Hırs, insanın gözünü kör edebilir. Her şeyin daha fazlasını istemek, ona sürekli daha büyük hedefler koymak ve ulaşılabilir olanı aşmak, sonunda yalnızca tükenmiş bir insan bırakır geriye. Kazanılan her şeyin sonunda başkalarına ait olduğunu ve onun bedelini bir şekilde ödeyeceğinizi unutmamak gerekir. Zenginlik, sadece maddiyatla ölçülmemelidir. Helal ve doğru kazanç, insana sadece maddi zenginlik değil, manevi huzur da getirir.
Hırs, insanın kalbinde açtığı boşluktur. Bu boşluğu doldurmak için bir süre rahatlayabilirsiniz, ama sonunda içsel huzur eksikliği sizi bekler. Gerçek mutluluk ve başarı, başkalarının hayatını zorlaştırmadan, dürüst ve doğru bir şekilde elde edilir. Yalnızca başkalarını üzmeden, insanları kandırmadan kazanılan her şey, aslında en değerli olandır. Kendi emeğinizle kazandığınız para, sizin ve sevdiklerinizin hakkıdır, ama bunun ötesinde başkalarına zarar vermek, hem maddi hem manevi olarak sizi geri bırakır.
Hayatta kazanç, sadece cebinize giren paradan ibaret değildir. Kazandığınız zaman, sağlıklı bir yaşam sürdürmek, samimi ilişkiler kurmak, doğruyu savunmak ve insanlara faydalı olmak, aslında gerçek kazançlardır. Her adımda başkalarına zarar vermek, zamanla yalnızca kendi iç huzurunuzdan çalar. Nihayetinde, geriye sadece birikmiş hastalıklar, yalnızlık ve hüsran kalır.

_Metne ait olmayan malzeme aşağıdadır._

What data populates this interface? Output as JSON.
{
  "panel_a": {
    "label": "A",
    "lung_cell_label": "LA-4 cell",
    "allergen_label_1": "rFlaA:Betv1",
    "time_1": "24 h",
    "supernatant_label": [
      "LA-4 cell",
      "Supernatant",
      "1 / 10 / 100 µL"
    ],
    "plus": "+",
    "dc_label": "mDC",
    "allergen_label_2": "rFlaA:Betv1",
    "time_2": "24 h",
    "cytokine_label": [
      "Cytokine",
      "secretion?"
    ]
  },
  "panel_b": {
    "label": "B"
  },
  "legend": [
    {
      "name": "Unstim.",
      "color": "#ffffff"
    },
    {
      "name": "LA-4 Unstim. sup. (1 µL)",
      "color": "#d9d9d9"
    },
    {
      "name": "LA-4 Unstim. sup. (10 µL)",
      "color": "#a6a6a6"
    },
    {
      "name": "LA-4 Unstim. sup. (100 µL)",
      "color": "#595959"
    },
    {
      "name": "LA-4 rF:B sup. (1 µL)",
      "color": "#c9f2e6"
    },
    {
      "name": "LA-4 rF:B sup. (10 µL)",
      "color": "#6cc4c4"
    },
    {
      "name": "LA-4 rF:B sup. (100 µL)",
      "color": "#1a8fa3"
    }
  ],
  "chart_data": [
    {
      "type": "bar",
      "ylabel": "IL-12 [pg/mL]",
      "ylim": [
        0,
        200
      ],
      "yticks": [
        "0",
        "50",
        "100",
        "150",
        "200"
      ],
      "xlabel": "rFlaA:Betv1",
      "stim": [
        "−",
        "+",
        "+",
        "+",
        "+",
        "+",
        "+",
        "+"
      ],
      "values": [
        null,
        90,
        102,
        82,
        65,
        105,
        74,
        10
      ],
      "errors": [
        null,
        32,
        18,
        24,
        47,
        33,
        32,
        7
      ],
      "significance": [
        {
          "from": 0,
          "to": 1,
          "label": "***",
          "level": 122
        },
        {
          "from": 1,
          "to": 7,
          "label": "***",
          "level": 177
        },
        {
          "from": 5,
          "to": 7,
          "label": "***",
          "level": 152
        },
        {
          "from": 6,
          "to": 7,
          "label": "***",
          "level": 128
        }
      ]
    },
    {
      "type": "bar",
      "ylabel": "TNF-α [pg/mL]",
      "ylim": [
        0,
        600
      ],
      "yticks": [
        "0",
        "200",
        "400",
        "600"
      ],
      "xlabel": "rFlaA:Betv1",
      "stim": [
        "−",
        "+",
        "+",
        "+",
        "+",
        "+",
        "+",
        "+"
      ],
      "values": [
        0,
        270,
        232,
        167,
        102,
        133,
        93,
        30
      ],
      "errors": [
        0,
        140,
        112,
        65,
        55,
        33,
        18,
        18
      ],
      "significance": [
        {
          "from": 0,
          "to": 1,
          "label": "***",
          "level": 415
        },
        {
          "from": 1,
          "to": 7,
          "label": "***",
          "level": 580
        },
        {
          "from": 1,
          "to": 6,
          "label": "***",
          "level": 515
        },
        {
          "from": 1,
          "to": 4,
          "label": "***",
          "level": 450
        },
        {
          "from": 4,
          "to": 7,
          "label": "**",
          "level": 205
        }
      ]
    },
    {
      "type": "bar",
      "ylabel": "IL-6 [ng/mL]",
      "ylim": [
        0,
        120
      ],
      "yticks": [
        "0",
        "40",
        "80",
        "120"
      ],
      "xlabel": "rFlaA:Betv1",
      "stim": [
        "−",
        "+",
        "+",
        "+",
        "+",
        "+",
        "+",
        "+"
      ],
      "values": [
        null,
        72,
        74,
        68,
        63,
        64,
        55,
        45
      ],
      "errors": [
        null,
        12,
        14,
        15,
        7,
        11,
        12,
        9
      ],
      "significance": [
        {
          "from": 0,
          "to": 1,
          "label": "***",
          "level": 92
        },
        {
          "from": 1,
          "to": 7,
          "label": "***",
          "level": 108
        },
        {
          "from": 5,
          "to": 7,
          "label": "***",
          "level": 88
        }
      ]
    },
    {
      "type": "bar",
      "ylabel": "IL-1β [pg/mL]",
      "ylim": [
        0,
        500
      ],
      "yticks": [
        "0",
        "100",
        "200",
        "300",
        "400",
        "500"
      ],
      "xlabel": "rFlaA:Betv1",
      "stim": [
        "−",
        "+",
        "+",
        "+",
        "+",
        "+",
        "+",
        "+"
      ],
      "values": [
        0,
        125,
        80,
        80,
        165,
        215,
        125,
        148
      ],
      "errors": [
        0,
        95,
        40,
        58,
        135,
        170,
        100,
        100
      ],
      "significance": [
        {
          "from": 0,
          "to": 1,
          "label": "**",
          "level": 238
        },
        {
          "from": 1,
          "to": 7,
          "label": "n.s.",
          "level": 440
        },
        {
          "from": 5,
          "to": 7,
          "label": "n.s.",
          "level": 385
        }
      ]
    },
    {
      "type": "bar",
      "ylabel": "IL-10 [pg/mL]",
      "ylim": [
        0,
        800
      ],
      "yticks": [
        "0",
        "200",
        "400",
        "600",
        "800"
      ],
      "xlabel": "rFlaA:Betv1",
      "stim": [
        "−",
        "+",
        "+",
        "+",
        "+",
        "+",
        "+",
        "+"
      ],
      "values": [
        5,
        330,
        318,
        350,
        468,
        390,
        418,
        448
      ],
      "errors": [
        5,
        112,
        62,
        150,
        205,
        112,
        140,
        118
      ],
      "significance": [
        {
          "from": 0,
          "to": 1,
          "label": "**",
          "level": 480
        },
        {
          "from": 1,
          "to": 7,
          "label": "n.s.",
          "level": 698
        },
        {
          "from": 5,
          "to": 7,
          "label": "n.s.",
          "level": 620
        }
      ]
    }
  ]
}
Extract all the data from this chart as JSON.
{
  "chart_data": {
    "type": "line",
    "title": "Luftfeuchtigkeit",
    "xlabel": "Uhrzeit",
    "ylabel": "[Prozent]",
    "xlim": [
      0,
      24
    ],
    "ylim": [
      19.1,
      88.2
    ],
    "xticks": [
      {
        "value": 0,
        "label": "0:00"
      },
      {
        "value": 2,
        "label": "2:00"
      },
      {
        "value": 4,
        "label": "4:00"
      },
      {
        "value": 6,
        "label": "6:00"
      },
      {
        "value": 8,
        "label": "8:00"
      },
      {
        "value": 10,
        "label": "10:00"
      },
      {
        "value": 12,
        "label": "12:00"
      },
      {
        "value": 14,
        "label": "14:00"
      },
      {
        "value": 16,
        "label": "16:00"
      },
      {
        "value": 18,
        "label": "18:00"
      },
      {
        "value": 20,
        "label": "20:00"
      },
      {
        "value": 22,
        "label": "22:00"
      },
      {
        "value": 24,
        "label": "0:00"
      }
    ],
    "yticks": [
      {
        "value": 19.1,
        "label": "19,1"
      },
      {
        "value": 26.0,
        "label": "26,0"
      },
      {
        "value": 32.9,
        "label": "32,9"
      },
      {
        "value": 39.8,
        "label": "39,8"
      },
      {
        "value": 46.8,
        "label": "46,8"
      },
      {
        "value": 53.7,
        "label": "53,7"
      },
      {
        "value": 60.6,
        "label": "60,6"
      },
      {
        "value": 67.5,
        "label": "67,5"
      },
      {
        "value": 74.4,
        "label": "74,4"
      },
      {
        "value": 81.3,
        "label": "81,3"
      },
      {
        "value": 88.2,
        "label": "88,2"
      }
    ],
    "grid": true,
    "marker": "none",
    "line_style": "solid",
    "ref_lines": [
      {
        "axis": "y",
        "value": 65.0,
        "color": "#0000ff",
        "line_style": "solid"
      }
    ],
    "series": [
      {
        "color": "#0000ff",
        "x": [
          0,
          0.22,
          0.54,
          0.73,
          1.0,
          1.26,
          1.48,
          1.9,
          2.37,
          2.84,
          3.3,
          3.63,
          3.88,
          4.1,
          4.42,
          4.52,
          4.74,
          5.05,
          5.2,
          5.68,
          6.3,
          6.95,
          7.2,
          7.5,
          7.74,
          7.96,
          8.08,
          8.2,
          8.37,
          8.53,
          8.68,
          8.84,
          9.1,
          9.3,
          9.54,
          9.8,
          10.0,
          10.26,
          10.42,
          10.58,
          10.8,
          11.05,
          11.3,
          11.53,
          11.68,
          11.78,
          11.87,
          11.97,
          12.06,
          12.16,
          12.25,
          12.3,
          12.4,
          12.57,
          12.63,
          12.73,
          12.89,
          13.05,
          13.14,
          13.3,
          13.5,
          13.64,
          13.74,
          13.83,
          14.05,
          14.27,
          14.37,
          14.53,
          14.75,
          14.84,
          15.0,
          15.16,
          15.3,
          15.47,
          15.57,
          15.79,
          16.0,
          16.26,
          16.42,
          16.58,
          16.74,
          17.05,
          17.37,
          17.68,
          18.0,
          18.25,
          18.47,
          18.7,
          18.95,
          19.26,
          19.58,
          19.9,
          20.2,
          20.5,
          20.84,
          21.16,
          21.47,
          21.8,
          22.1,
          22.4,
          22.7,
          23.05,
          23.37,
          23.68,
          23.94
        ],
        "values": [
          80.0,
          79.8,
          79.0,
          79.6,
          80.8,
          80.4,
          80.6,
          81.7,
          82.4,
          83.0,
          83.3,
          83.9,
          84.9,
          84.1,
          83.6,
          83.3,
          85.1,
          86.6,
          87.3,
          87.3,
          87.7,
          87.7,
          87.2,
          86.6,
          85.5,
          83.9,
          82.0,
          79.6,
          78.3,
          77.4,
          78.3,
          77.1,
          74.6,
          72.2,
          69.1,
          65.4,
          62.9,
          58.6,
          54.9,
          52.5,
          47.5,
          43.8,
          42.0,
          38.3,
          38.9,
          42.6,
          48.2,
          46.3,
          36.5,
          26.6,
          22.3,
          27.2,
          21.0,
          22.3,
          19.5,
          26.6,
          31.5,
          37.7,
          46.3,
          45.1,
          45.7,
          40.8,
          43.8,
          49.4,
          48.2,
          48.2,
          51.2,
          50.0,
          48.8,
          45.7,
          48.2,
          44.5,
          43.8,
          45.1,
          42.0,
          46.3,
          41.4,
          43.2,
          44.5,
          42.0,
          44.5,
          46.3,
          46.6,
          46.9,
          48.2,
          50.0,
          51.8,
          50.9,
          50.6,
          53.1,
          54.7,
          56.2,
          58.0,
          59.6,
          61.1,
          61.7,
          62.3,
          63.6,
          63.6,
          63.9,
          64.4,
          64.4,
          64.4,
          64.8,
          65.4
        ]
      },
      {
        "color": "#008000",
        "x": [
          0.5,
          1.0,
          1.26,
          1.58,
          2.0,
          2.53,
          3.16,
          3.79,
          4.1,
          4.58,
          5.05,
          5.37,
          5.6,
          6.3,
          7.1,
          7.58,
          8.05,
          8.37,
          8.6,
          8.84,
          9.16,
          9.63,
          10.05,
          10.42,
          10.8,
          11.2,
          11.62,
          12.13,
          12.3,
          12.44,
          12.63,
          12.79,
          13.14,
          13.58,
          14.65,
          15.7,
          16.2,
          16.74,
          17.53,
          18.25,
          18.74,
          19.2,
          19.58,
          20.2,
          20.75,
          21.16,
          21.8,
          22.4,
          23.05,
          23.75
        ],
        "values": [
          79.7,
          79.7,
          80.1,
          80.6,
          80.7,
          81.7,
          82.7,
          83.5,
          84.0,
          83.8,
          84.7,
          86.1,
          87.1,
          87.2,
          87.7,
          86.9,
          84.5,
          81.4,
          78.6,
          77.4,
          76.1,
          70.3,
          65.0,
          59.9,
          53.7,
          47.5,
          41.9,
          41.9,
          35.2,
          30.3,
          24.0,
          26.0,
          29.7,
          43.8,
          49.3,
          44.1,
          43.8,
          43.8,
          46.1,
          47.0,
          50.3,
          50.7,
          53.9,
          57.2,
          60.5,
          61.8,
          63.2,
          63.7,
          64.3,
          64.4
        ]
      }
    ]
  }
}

Ayrıca, miras bırakacağınız her şeyin de başka insanlar için bir anlamı olduğunu unutmamak gerekir. Miras, sadece mal ve mülkten ibaret değildir. İnsanlar geriye hatırladıkları güzel anıları, size dair söyledikleri olumlu sözleri ve sizin için yaptığınız iyilikleri bırakır. Para, başkalarına kalır ama insanın gerçek mirası, bir ömür boyu kazandığı saygı ve sevgidir.
Ve nihayetinde, zaman geçer. Hırsla, çıkarla kazanılan paralar bir süre sonra başka insanların cebine gider ve sonunda siz yalnız kalırsınız. Çünkü hayat, ne kadar çok mal ve mülk edinirseniz edin, nihayetinde aynı hızla geçer. Bunu unutmamak gerekir. Gerçek zenginlik, sadece cebinize giren para ile değil, iç huzurunuzla, başkalarına verdiğiniz değerle ölçülür.
Sonuç olarak, hırs gözleri kör eder, ama helal kazanç, doğru yolda olmak ve dürüst yaşamak, hayatın gerçek anlamıdır. Mal ve mülk elde etmek her zaman mümkün olabilir, ama insanın kalbinde, gönlünde yer etmenin yolu, içindeki doğru duygularla hareket etmekten geçer. Başkalarına zarar vermeden, kendinizi asla kaybetmeden, doğru yolu takip ederek kazanmak, gerçek zenginliktir.
Zaten yaşamın sonunda, elinizdeki para ve mallar bir başkasına geçecek. Ama geriye kalan, başkalarına değer verdiğiniz anılar, iyilikler ve saygıdır. İşte bu, gerçek anlamda miras bırakmak ve hayatınızı anlamlı kılmaktır.